Osasumwen Osaghae Jr. (born July 29, 1998) is an American basketball player who last played for Spirou of the BNXT League. He played college basketball for the FIU Panthers.

==Early life==
Osaghae was born in Miami, Florida 20 days after his parents, Osasumwen Sr. and Martina, moved from Nigeria. His name means "God leads me" in a Nigerian dialect. Osaghae grew up playing soccer but reluctantly switched to basketball at age 16 due to his exceptional size after he attended a camp led by Miami Heat coach Erik Spoelstra. Osaghae stood 6'4 by his freshman year of high school. Osaghae played basketball for Miami Southridge High School, coached by John Herron, while attending Robert Morgan Educational Center. He was undisciplined with his eating habits and obese in high school. As a junior, Osaghae quit basketball and wanted to transfer to Palmetto High School because he found Southridge's coach "too hard" on him. He returned to the team as a senior but was often benched for his lack of effort in practice.

==College career==
By the end of high school, Osaghae weighed nearly 300 lbs. He improved his diet and lost 60 lbs before walking on to the basketball team at Florida International University (FIU), where he studied business management. He played three games as a freshman and was given limited playing time. In his sophomore season, Osaghae averaged 3.3 points, 3.3 rebounds and 1.2 blocks in 11.9 minutes per game. Before his junior year, he was awarded a full scholarship to play for FIU, after contemplating transferring due to the coaching change. Osaghae averaged 8.3 points, 8.5 rebounds and a league-high 3.1 blocks per game en route to Conference USA All-Defensive Team honors. His 96 blocks were the second-most by an FIU player in a single season. His play was hampered by a bone contusion, which forced him to miss three games. As a senior, Osaghae averaged 13 points, 8.1 rebounds and an NCAA Division I-high 3.7 blocks per game. He closed the season as FIU's all-time leading shot blocker and was named second-team All-Conference USA and Conference USA Defensive Player of the Year.

== Professional career ==
On January 2, 2021, Osaghae signed with Kauhajoki Karhu of the Finnish Korisliiga.

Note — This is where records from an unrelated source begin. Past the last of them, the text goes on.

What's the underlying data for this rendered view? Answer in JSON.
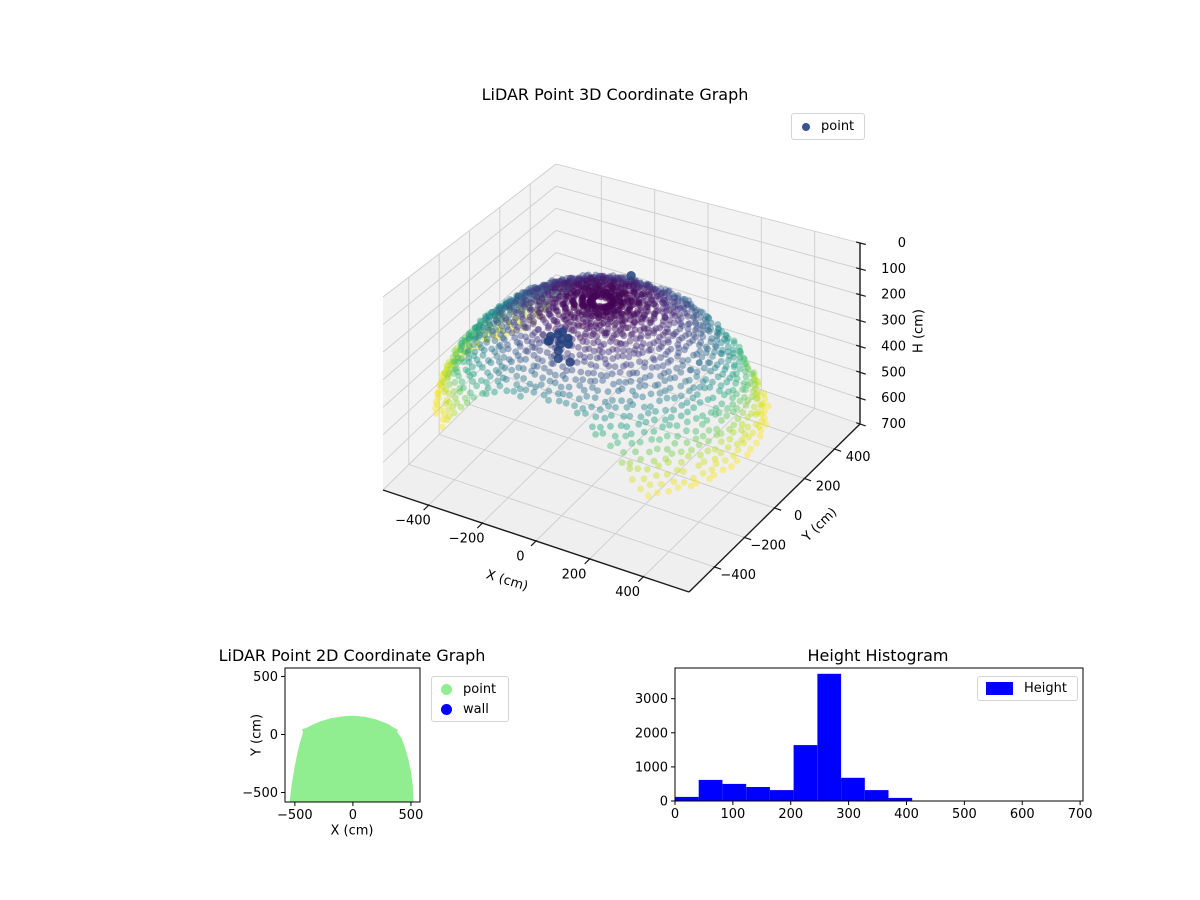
{
  "figure": {
    "background": "#ffffff"
  },
  "chart_data": [
    {
      "id": "lidar-3d",
      "type": "scatter3d",
      "title": "LiDAR Point 3D Coordinate Graph",
      "xlabel": "X (cm)",
      "ylabel": "Y (cm)",
      "zlabel": "H (cm)",
      "xlim": [
        -570,
        570
      ],
      "ylim": [
        -570,
        570
      ],
      "zlim": [
        0,
        700
      ],
      "z_axis_inverted": true,
      "xticks": [
        -400,
        -200,
        0,
        200,
        400
      ],
      "yticks": [
        -400,
        -200,
        0,
        200,
        400
      ],
      "zticks": [
        0,
        100,
        200,
        300,
        400,
        500,
        600,
        700
      ],
      "grid": true,
      "legend": [
        {
          "label": "point",
          "color": "#3a548c"
        }
      ],
      "colormap": "viridis",
      "cloud": {
        "description": "LiDAR dome point cloud: spherical scan rings colored by height H (viridis, dark purple at H=0 apex to yellow at H=410 rim), clipped at y=160",
        "center_x": 20,
        "center_y": -170,
        "radius": 555,
        "theta_min_deg": 4,
        "theta_max_deg": 75,
        "rings": 25,
        "azimuths": 88,
        "h_max": 410,
        "y_clip": 160,
        "dot_radius": 3.4,
        "alpha": 0.45
      },
      "wall_points": [
        [
          -290,
          40,
          350
        ],
        [
          -270,
          55,
          345
        ],
        [
          -252,
          45,
          352
        ],
        [
          -235,
          60,
          350
        ],
        [
          -245,
          25,
          358
        ],
        [
          -262,
          70,
          340
        ],
        [
          -280,
          15,
          350
        ],
        [
          -225,
          45,
          362
        ],
        [
          -300,
          42,
          375
        ],
        [
          -258,
          35,
          395
        ],
        [
          -245,
          12,
          408
        ],
        [
          -180,
          -25,
          380
        ],
        [
          0,
          60,
          25
        ]
      ],
      "wall_color": "#25427e"
    },
    {
      "id": "lidar-2d",
      "type": "scatter",
      "title": "LiDAR Point 2D Coordinate Graph",
      "xlabel": "X (cm)",
      "ylabel": "Y (cm)",
      "xlim": [
        -585,
        578
      ],
      "ylim": [
        -582,
        573
      ],
      "xticks": [
        -500,
        0,
        500
      ],
      "yticks": [
        -500,
        0,
        500
      ],
      "legend": [
        {
          "label": "point",
          "color": "#90ee90"
        },
        {
          "label": "wall",
          "color": "#0000ff"
        }
      ],
      "point_color": "#90ee90",
      "region_outline": [
        [
          -545,
          -582
        ],
        [
          -527,
          -430
        ],
        [
          -505,
          -295
        ],
        [
          -478,
          -160
        ],
        [
          -452,
          -55
        ],
        [
          -430,
          15
        ],
        [
          -438,
          45
        ],
        [
          -400,
          57
        ],
        [
          -345,
          86
        ],
        [
          -275,
          115
        ],
        [
          -190,
          140
        ],
        [
          -95,
          156
        ],
        [
          5,
          162
        ],
        [
          105,
          153
        ],
        [
          205,
          128
        ],
        [
          300,
          92
        ],
        [
          368,
          50
        ],
        [
          388,
          40
        ],
        [
          382,
          18
        ],
        [
          418,
          -28
        ],
        [
          450,
          -115
        ],
        [
          478,
          -215
        ],
        [
          500,
          -320
        ],
        [
          515,
          -430
        ],
        [
          523,
          -582
        ]
      ]
    },
    {
      "id": "height-histogram",
      "type": "bar",
      "title": "Height Histogram",
      "xlabel": "",
      "ylabel": "",
      "xlim": [
        0,
        705
      ],
      "ylim": [
        0,
        3900
      ],
      "xticks": [
        0,
        100,
        200,
        300,
        400,
        500,
        600,
        700
      ],
      "yticks": [
        0,
        1000,
        2000,
        3000
      ],
      "bin_edges": [
        0,
        41,
        82,
        123,
        164,
        205,
        246,
        287,
        328,
        369,
        410
      ],
      "counts": [
        120,
        620,
        500,
        410,
        320,
        1640,
        3730,
        680,
        320,
        90
      ],
      "bar_color": "#0000ff",
      "legend": [
        {
          "label": "Height",
          "color": "#0000ff"
        }
      ]
    }
  ]
}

On July 23, 2021, Osaghae signed with MLP Academics Heidelberg of the Basketball Bundesliga.

On June 15, 2022, he has signed with Spirou of the BNXT League.

==Personal life==
Osaghae is the third of five children. His father is a lawyer and his mother is a social worker. His brother, Mark, plays soccer for Johnson & Wales University. His two older sisters, Aiseosa and Karen, are aspiring lawyers. Osaghae is religious and volunteers at churches.